Sharon Frayne holds a double Honours B.A. in Visual Art and English, a Bachelor of Education with specialists in English and Visual Art and a Master of Education in Curriculum Writing. She taught high school Art and English and was an Administrator with the Halton District School Board. She is an author and an artist.
In 2019, her short stories and poems were winners in the Eden Mills Writers Festival, the South Simcoe Arts Festival, the Northern Ontario Writer’s Workshop, and in the Banister Poetry Contest. She’s successfully competed in the Muskoka Novel Marathon. She’s a frequent winner of the NOTL Rising Spirits Writing competition. She’s regularly published in local papers and online with Commuterlit. Her personal essay, ‘Stepping into a Lifetime’ was the USA national winner in the Stage of Life competition.
She’s a member of the NOTL Writer’s Circle, and the Niagara branch of the Canadian Author’s Association. She’s the past Editor of the CAA annual Anthology and has appeared as a guest speaker at numerous festivals. She was once featured in a televised production of ‘A Christmas Carol’ with the CBC.
Her debut novel, set in the once mighty Niagara Courthouse and Jail is the historical fiction book, ‘Caught Between the Walls’. When she’s not capturing ideas in print, she captures images in paint. She lives in Niagara with her husband and faithful yellow lab.

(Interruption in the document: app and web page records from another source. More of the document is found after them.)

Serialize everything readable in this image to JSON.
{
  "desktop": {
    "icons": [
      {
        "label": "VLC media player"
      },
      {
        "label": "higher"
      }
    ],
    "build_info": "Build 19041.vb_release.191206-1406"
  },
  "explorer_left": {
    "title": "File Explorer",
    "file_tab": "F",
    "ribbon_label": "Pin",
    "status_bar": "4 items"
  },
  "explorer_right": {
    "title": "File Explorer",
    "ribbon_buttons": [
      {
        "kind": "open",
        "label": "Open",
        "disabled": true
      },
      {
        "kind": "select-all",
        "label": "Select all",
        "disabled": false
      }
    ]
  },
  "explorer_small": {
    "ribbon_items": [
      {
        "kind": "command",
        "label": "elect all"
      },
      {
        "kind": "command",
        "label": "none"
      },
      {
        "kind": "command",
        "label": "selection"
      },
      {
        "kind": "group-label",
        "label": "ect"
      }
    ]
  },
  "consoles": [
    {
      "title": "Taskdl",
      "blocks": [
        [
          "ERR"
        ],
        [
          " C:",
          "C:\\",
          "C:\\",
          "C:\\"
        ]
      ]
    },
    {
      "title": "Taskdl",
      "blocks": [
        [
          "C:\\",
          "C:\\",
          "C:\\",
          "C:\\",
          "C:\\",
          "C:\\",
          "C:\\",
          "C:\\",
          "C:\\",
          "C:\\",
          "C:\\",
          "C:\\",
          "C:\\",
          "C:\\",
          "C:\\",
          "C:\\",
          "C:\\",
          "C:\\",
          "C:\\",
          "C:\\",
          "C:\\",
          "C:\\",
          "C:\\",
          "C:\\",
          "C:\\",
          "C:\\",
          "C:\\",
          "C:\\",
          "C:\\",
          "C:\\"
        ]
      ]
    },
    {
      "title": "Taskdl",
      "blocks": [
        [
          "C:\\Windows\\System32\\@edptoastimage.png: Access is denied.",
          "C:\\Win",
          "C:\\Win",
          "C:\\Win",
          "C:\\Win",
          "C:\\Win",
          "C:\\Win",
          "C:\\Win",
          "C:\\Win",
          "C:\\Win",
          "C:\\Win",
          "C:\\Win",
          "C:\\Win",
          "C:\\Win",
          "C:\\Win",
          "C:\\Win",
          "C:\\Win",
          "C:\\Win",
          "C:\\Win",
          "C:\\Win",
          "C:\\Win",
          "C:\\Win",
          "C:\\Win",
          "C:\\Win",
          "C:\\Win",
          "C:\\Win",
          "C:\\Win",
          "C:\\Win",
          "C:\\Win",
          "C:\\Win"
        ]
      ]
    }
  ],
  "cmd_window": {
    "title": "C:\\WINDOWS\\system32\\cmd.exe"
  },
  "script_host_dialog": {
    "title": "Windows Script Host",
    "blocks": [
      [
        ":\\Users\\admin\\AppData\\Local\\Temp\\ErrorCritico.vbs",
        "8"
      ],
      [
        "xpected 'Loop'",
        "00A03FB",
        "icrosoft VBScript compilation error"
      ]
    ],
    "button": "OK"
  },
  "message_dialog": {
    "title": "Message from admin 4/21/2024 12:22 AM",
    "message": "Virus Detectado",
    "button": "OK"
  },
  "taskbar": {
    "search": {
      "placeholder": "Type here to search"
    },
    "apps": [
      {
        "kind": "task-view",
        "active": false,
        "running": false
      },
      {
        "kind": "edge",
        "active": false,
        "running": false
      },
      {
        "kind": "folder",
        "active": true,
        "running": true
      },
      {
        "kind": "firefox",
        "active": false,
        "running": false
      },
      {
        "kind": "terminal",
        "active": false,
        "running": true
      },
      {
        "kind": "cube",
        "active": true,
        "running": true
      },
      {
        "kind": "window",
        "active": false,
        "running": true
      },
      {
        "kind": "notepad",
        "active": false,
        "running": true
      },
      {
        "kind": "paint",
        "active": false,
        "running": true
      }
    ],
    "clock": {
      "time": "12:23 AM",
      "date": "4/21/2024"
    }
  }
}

For more information, go to http://www.fraynesharon.com
Karen Gansel
Open Readers Workshop
11.30 a.m. –1.00 p.m.
Karen Gansel is a long-time member of the Canadian Authors Association in Niagara. She was President for many years and lead the branch through many challenges and transitions. She chaired the board CAA Branch Support and Development Committee and the Program Committee. Currently, she is one of two Regional Directors for Ontario for the Canadian Authors Association. Karen’s first novel, Differences Between Us, is a psychological suspense that is available on Amazon.com and Kobo.com. A short story, Canal of Destiny, was published on the Quick Brown Fox blog in 2010. She is in the process of submitting her second and third novels to agents and editors.
MA|DE
(Jade Wallace and Mark Laliberte)
How To Write Collaboratively
1.30 p.m. – 3.00 p.m.
MA|DE is a collective gesture, a unity of two voices fused into a poetic third. It is the name given to the joint authorship of Toronto-based creators Mark Laliberte and Jade Wallace, artists whose active solo practices differ quite radically from one another. MA|DE’s collaborative writing formalizes a process that began as an extended conversation between two people newly discovering one another. Over a number of months, the pair messaged, texted, emailed, telephoned, conversed in person, left links on social media for the other to find, and mailed letters; their long, exploratory conversations opened up a language-space all their own …
MA|DE is currently working on their first full-length collection of collaborative poetry.